52. In their Lordships' opinion, the allegations in the plaint show that the 1915 suit was based upon the assumption that the properties were debottar properties, and that the suit was brought for the purpose of having a scheme framed by the Court for the preservation and management of the properties and for the performance of the daily and periodical shebas.
53. The suit, it was alleged, had become necessary by reason of the disputes as to the management of the properties between the plaintiffs and some of the defendants, all of whom were alleged to be shebaits of the god, and it was apparently not thought necessary to make the two gods, the plaintiffs in the present suit, parties to the 1915 suit.
54. In their Lordships' opinion the description of the plaintiffs and the defendants in the 1915 suit as shebaits of the Thakur, and the nature of the suit, as disclosed by the allegations in the plaint, are not sufficient to constitute the 1915 suit a suit by or on behalf of the gods, who are the plaintiffs in the present suit, viz., No. 155 of 1919.

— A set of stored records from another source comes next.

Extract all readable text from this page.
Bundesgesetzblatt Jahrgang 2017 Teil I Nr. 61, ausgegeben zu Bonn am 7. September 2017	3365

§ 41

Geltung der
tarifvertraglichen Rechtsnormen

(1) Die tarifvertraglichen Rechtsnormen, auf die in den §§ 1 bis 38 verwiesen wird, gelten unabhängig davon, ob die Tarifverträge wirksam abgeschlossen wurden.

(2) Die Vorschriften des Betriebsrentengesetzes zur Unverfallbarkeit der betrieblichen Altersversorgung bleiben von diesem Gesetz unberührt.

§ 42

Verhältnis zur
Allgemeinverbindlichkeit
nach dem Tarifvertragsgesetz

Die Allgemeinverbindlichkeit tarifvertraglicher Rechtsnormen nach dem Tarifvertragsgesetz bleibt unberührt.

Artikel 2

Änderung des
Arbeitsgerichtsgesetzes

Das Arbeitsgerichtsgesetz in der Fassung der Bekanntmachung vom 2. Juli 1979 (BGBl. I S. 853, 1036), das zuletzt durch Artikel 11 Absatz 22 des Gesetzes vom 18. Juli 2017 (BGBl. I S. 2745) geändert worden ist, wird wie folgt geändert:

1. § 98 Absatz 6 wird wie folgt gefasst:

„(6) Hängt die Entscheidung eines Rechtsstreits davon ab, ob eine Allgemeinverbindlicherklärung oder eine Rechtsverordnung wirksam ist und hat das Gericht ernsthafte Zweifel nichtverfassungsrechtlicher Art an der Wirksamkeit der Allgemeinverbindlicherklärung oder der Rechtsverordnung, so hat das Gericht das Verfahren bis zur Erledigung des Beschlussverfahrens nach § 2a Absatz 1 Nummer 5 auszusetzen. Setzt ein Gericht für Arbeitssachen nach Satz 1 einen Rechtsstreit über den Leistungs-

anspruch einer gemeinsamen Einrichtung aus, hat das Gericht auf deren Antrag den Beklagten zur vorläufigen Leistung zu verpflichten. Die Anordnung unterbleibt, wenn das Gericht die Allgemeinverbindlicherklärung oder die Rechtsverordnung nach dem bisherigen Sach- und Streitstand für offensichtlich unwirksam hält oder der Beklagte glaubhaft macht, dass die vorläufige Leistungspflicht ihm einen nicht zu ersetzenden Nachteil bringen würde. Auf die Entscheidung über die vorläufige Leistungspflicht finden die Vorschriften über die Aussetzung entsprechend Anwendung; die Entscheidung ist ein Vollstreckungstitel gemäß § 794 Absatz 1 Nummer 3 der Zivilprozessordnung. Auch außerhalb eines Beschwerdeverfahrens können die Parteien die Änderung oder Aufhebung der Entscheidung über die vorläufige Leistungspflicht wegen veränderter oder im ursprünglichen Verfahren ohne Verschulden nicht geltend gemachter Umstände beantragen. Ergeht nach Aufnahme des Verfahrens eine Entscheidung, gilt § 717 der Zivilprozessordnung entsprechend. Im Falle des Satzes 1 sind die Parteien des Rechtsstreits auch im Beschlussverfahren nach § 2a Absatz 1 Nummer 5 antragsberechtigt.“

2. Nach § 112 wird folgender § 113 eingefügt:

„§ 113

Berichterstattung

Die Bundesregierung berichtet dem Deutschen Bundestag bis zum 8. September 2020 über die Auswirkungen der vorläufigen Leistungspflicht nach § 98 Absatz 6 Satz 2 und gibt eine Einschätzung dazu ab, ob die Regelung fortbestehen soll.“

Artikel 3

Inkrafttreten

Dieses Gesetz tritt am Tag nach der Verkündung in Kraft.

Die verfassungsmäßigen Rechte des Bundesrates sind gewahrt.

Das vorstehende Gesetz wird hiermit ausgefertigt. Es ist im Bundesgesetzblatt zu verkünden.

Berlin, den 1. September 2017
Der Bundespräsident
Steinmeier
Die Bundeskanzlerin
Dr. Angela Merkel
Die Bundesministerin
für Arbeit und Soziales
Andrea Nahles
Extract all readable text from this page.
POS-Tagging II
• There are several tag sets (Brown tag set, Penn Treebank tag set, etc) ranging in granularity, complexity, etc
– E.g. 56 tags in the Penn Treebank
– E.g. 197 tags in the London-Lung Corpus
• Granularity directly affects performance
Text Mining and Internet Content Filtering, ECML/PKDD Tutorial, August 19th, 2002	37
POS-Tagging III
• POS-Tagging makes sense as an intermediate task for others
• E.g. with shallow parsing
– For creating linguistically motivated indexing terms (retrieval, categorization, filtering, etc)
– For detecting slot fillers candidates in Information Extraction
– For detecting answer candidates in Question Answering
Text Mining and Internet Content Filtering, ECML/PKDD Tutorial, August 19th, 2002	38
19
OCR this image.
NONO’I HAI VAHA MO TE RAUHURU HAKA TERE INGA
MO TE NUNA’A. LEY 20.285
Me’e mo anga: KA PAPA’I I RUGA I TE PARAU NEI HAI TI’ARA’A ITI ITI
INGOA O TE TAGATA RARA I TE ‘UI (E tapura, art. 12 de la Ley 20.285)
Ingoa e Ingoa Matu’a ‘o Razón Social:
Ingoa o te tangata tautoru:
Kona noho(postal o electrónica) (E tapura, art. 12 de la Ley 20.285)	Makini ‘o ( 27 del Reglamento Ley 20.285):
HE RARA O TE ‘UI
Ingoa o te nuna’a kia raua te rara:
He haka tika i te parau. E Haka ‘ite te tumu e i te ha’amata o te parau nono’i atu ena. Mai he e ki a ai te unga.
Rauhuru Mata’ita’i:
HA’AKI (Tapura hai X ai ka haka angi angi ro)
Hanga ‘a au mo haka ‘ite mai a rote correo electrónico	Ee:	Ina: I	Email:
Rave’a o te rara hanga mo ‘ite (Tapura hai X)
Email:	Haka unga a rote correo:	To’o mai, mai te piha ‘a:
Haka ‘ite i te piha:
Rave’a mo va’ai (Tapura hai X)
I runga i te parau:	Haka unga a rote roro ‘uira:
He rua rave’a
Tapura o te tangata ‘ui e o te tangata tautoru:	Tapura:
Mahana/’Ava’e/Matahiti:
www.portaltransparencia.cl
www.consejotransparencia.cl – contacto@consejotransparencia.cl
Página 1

55. The result, therefore, in their Lordships' opinion, is that the suit of 1915 was not between the same parties as the parties in the suit now before the Board; the case, therefore, does not fall within Section 11 of the Code of Civil Procedure, 1908, or within the statement of the general law made in Krishna Behari Roy v. Brojeswari Choudranee .
56. For the above-mentioned reason, their Lordships are of opinion that the conclusion, at which the learned Judges of the High Court arrived on the issue of res judicata, was correct
57. They desire to guard themselves by saying that they must not be taken as adopting the grounds upon which the decision of the High Court was based. They express no opinion on any ground other than that which has been hereinbefore dealt with.
58. Secondly, it was argued on behalf of the appellant that the decision of the learned Judges of the High Court as to the character of the properties in suit was wrong.
59. Their Lordships had the advantage of a very careful and elaborate examination of the documents and evidence presented to them by the learned counsel who appeared on behalf of the appellants.
60. They have the further advantage of a judgment of the High Court, which is conspicuous for the care with which it was obviously prepared. All the material points, which were urged by the learned counsel for the appellant, were referred to and considered by the learned Judges of the High Court, and no fault could be found with the accurate statement of the facts and evidence in relation to such matters.
61. In their Lordships' opinion, there is only one question on this part of the case, VIZ., whether the learned Judges were justified in drawing the inference from the evidence, to which they referred, that the properties described in the schedule, with the exception of two items, were debottar properties.
62. Their Lordships, having come to a clear conclusion during the course of the argument, did not think it necessary to call upon the learned counsel for the respondents for an answer on this part of the case.
63. In their Lordships opinion, there was ample evidence in the case to justify the inference which the learned Judges drew as to the character of the properties.
64. Their Lordships, therefore, are of opinion that the appeal of Radha Binode Mandal against the decree of the High Court in the suit No. 155 of 1919 fails. It follows as a necessary consequence of the findings of the High Court being upheld, that the appeal of Radha Binode Mandal against the decree of the High Court in suit No. 214 of 1919 also must fail.
65. Their Lordships, therefore, are of opinion that both the appeals should be dismissed with coats, and they will humbly advise His Majesty accordingly.